Le Concerto n° 2, l’opus 120 de 1872, peut-être moins marquant, présente cependant une belle atmosphère chambriste dans l’Andantino quasi allegretto central qui est une plage de sérénité après un Allegro nerveux. Le troisième mouvement apparaît un peu comme un clin d’œil malicieux : cet Allegro brillante prolonge avec efficacité les échanges entre le piano et les bois de l’Andantino avant de s’achever dans l’effervescence. Faisant l’impasse sur le troisième concerto, le présent album est complété par le Concerto n° 4, l’opus 254 de 1900, plus court (moins de vingt minutes) et plus concentré. À 76 ans, Reinecke est toujours créatif. Son orchestration est riche : clarinettes, bassons, flûtes, hautbois, cors et trompettes par deux fournissent au piano un écrin qui demeure toujours ancré dans le passé et fait songer aux pages de Mendelssohn et de Schumann. L’audition en est plaisante, le compositeur conservant la capacité de faire chanter des thèmes lyriques ou enjoués.

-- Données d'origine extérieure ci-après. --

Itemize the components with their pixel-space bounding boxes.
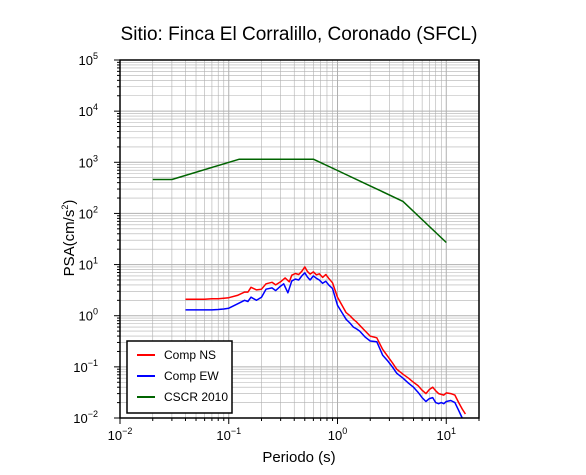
- x-axis-label: Periodo (s): [262, 449, 335, 466]
- y-tick-label: 105: [79, 51, 98, 68]
- x-tick-label: 100: [328, 426, 347, 443]
- legend-label-comp-ns: Comp NS: [164, 348, 216, 362]
- series-line-cscr-2010: [152, 158, 447, 244]
- plot-frame: [119, 59, 480, 419]
- x-tick-label: 10−2: [108, 426, 133, 443]
- x-tick-label: 101: [437, 426, 456, 443]
- x-tick-label: 10−1: [216, 426, 241, 443]
- y-axis-label: PSA(cm/s2): [60, 200, 78, 277]
- y-tick-label: 10−2: [73, 409, 98, 426]
- legend-label-cscr-2010: CSCR 2010: [164, 390, 228, 404]
- y-tick-label: 102: [79, 204, 98, 221]
- y-tick-label: 100: [79, 307, 98, 324]
- y-tick-label: 10−1: [73, 358, 98, 375]
- y-tick-label: 101: [79, 256, 98, 273]
- axis-ticks: 10−2 10−1 100 101 10−2 10−1 100 101 102 103 104 105: [73, 51, 480, 443]
- legend: Comp NS Comp EW CSCR 2010: [126, 340, 233, 414]
- grid: [119, 59, 480, 419]
- chart-title: Sitio: Finca El Corralillo, Coronado (SF…: [121, 24, 478, 45]
- legend-label-comp-ew: Comp EW: [164, 369, 219, 383]
- series-line-comp-ns: [185, 266, 467, 415]
- y-tick-label: 103: [79, 153, 98, 170]
- series-line-comp-ew: [185, 272, 463, 419]
- series-group: [152, 158, 467, 419]
- y-tick-label: 104: [79, 102, 98, 119]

Au panthéon des grands compositeurs, Carl Heinrich Carsten Reinecke se situe juste sous la barre de la notoriété reconnue. Mais seulement juste en dessous. Nous entérinons volontiers cette précision du signataire de la notice, tout en saluant l’interprétation du présent album qui joue à fond la carte de la séduction. Le pianiste anglais Simon Callaghan (1983), dont nous avons déjà souligné les qualités dans des pages de compositeurs britanniques (nos articles des 15 juillet et 10 décembre 2022), déploie une facilité et un brio auxquels il ajoute la part de lyrisme et de raffinement nécessaire. Bien soutenu par la phalange suisse de Saint-Gall menée avec finesse par le chef lituanien Modestas Pitrénas, il donne de ces concertos aux accents purement romantiques une excellente version qui nous fait regretter que la démarche éditoriale n’ait pas englobé le troisième concerto. Quoiqu’il en soit, les amateurs de raretés seront enchantés.